Sepenggal Ceritaku di Kota Cirebon....



Hawa panas menyengat, saat kaki ini menjajaki Kota Cirebon.
Buat apa mengeluh?
Inilah Indonesia, sebuah negeri di tengah garis khatulistiwa. Meski hawa Cirebon memanggang, namun, di sini ada kenangan yang luar biasa.
Dari nikmatnya kuliner sampai keramatnya salah satu tempat wisata yang ada di Kota Wali ini


Bulan Juli 2010, tepatnya tanggal 12 pk 12.00 Wib tahun yang lalu, aku tiba di Hotel Zamrud, jl. Dr. Wahidin Cirebon. Hanya dengan berkendara bis selama 6 jam dari Yogyakarta, kita sudah bisa menginjakkan kaki di Kota Cirebon.
Mengawali langkahku di kota yang cukup panas ini, dan disela-sela Kuliah Kerja Lapangan (KKL) selama 5 (lima) hari, ada beberapa objek wisata yang aku kunjungi. Mall Grage, Pasar Pagi serta jalanan Kota Cirebon dengan berbagai macam kulinernya. Dan salah satu tempat yang dikeramatkan bagi warga Cirebon, Makam Sunan Gunung Jati.
Nah, ikuti sepenggal ceritaku tentang Kota Cirebon ini, Yuukkkk….??????

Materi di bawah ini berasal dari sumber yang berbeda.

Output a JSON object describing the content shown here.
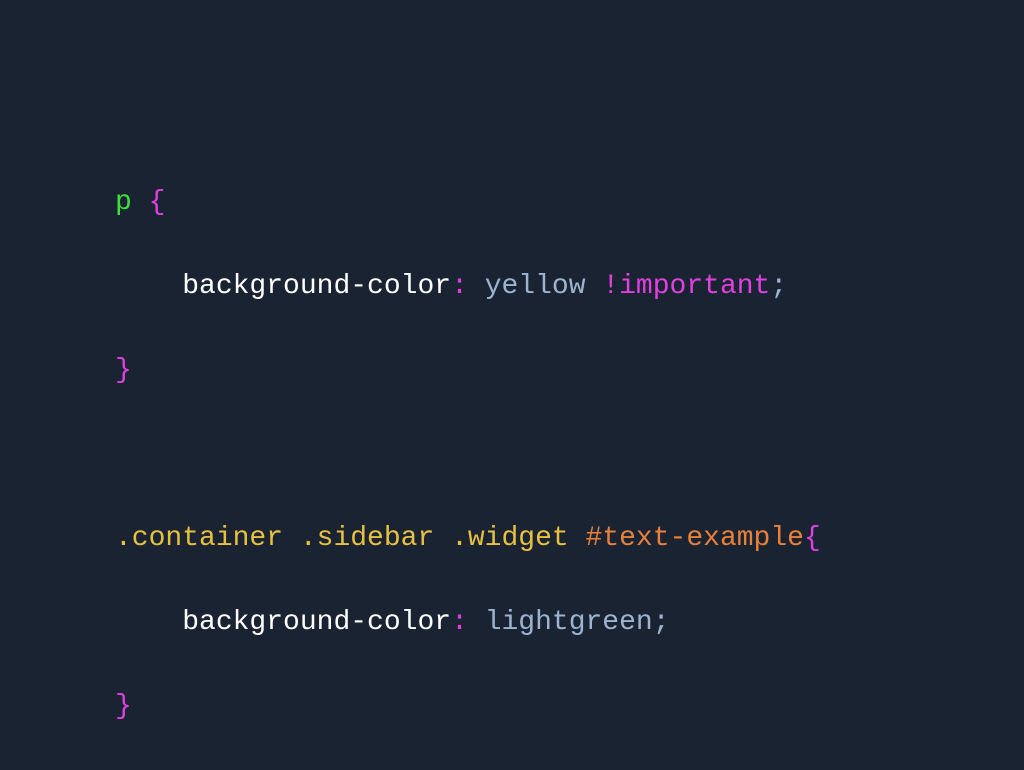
{
  "code": {
    "rule1": {
      "selector": "p",
      "indent": "    ",
      "property": "background-color",
      "value": "yellow",
      "important": "!important"
    },
    "rule2": {
      "class1": ".container",
      "class2": ".sidebar",
      "class3": ".widget",
      "id": "#text-example",
      "indent": "    ",
      "property": "background-color",
      "value": "lightgreen"
    },
    "braceOpen": "{",
    "braceClose": "}",
    "colon": ":",
    "semicolon": ";",
    "space": " "
  }
}
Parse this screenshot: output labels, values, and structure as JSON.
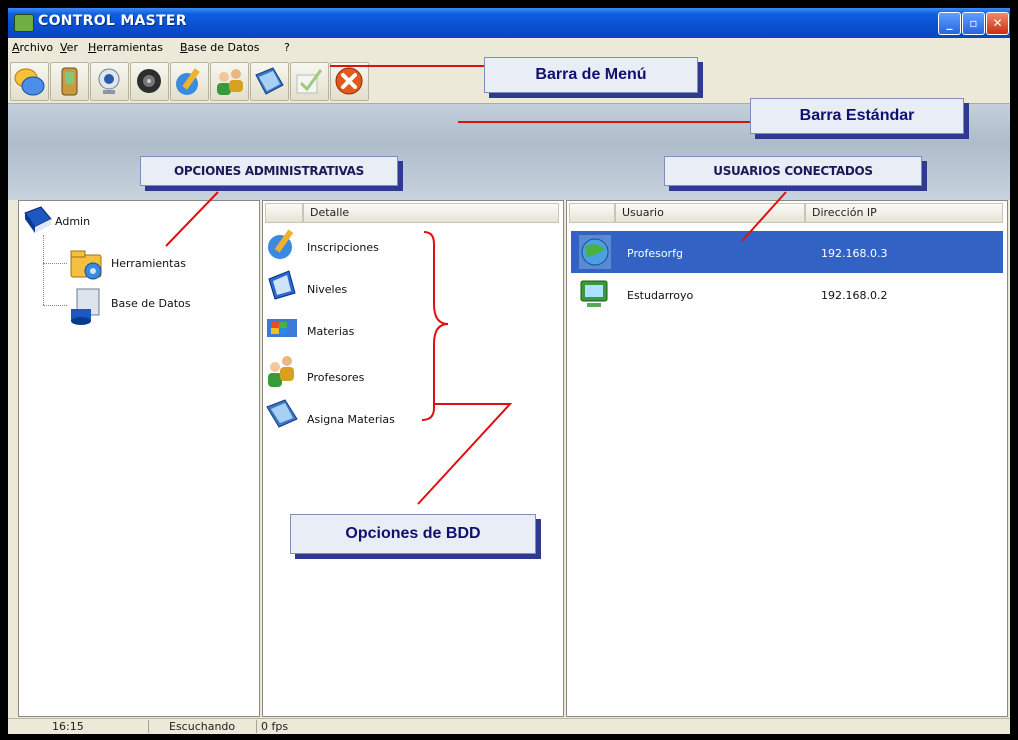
{
  "window": {
    "title": "CONTROL MASTER"
  },
  "menu": {
    "items": [
      "Archivo",
      "Ver",
      "Herramientas",
      "Base de Datos",
      "?"
    ]
  },
  "toolbar": {
    "icons": [
      "chat-bubbles-icon",
      "device-icon",
      "webcam-icon",
      "speaker-icon",
      "edit-icon",
      "users-icon",
      "book-icon",
      "checkmark-icon",
      "exit-icon"
    ]
  },
  "callouts": {
    "menu_bar": "Barra de Menú",
    "standard_bar": "Barra Estándar",
    "admin_options": "OPCIONES ADMINISTRATIVAS",
    "connected_users": "USUARIOS CONECTADOS",
    "db_options": "Opciones de BDD"
  },
  "tree": {
    "root": "Admin",
    "children": [
      "Herramientas",
      "Base de Datos"
    ]
  },
  "detail": {
    "header": "Detalle",
    "items": [
      "Inscripciones",
      "Niveles",
      "Materias",
      "Profesores",
      "Asigna Materias"
    ]
  },
  "users": {
    "columns": [
      "Usuario",
      "Dirección IP"
    ],
    "rows": [
      {
        "user": "Profesorfg",
        "ip": "192.168.0.3",
        "selected": true
      },
      {
        "user": "Estudarroyo",
        "ip": "192.168.0.2",
        "selected": false
      }
    ]
  },
  "status": {
    "time": "16:15",
    "state": "Escuchando",
    "fps": "0 fps"
  },
  "colors": {
    "titlebar": "#0a4fd0",
    "selection": "#3162c4",
    "callout_shadow": "#2f3a8f",
    "annotation_line": "#e01010"
  }
}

Cirebon, sebuah kota di Provinsi Jawa Barat. Kota ini berada di pesisir Laut Jawa, di jalur pantura. Kota kecil yang memiliki keunikan warna di dalam kebudayaan, tempat wisata, kesenian, dan juga bangunan-bangunan bersejarah tempo dulu.
Cirebon juga disebut dengan nama 'Kota Udang'. Sebagai daerah pertemuan budaya Jawa dan Sunda sejak beberapa abad silam, masyarakat Cirebon biasa menggunakan dua bahasa, bahasa Sunda dan Jawa.

Mall Grage Cirebon
Bertempat di Jalan Tentara Pelajar No 1 Cirebon. Grage Mall merupakan sebuah pusat perbelanjaan besar dengan konsep modern. akses yang mudah karena berada di pusat Kota Cirebon. Di dalamnya terdapat Food Court, Timezone, Gramedia, Matahari, Bioskop Grage 21 yang menampilkan film - film terbaru baik itu dalam negeri ataupun luar negeri.
Sungguh pilihan hotel yang tepat sehingga bisa mengunjungi mall ini hanya dengan naik becak ataupun jalan kaki sambil menikmati indahnya malam. Di depan mall terlihat tempat berkumpul anak2 muda dengan berbagai even, seperti panggung musik. Selain itu, diwarnai pula penjual makanan dan minuman khas kota Cirebon. Nasi Jamblang dan Nasi Lengko menjadi pilihan makan malamku.

Giant Hypermarket
Ketika selesai mengumpulkan data sebagai bahan laporan KKL, aku bersama temen-teman berkunjung di Giant Hypermarket yang berada tepat di depan kantor Dinas Informatika dan Komunikasi, instansi tempat kami KKL.
Terletak di jalan By pass Kota Cirebon. Pusat perbelanjaan yang berada di sekitar area Stadion Bima, Kota Cirebon ini menyediakan berbagai macam kebutuhan sehari - hari warga Cirebon. Letaknya yang sangat strategis menjadikan Giant Hypermarket cirebon menjadi salah satu tujuan belanja warga favorit warga Cirebon dan sekitarnya.

Pasar Pagi Cirebon, (PGC)
Bertempat di pasar pagi Kota Cirebon. Pusat grosir cirebon (PGC) adalah pusat perbelanjaan favorit Cirebon untuk berbelanja baju dan elektronik handphone. Setiap hari terutama pada hari - hari sabtu dan minggu serta hari - hari menjelang hari raya, PGC laris manis diserbu para pecinta fashion warga Cirebon dan sekitarnya. Lokasinya yang strategis dan harganya yang murah menjadikan PGC sebagai pusat perbelanjaan yang wajib dikunjungi para pelancong dari luar kota.
Sementara itu, jika anda ingin menikmati makanan khas Cirebon, berkunjunglah ke pasar ini, disini pusatnya. Mulai dari sirup buah lawas merk Tjampolay, kerupuk melarat, aneka olahan udang, terasi khas, tape ketan dll, semua tersedia dengan harga yang terjangkau. Tjampolay dibuat secara home industry dan tidak memakai bahan kimia, rasanya lebih manis dan wangi.
Disinilah kuborong semua oleh2 dan yang mesti wajib dibeli adalah tape ketannya yang sangat nikmat kesukaan suami, tersedia juga berbagai ukuran berupa ember dari yang kecil sampai ember besar isi 5 liter air.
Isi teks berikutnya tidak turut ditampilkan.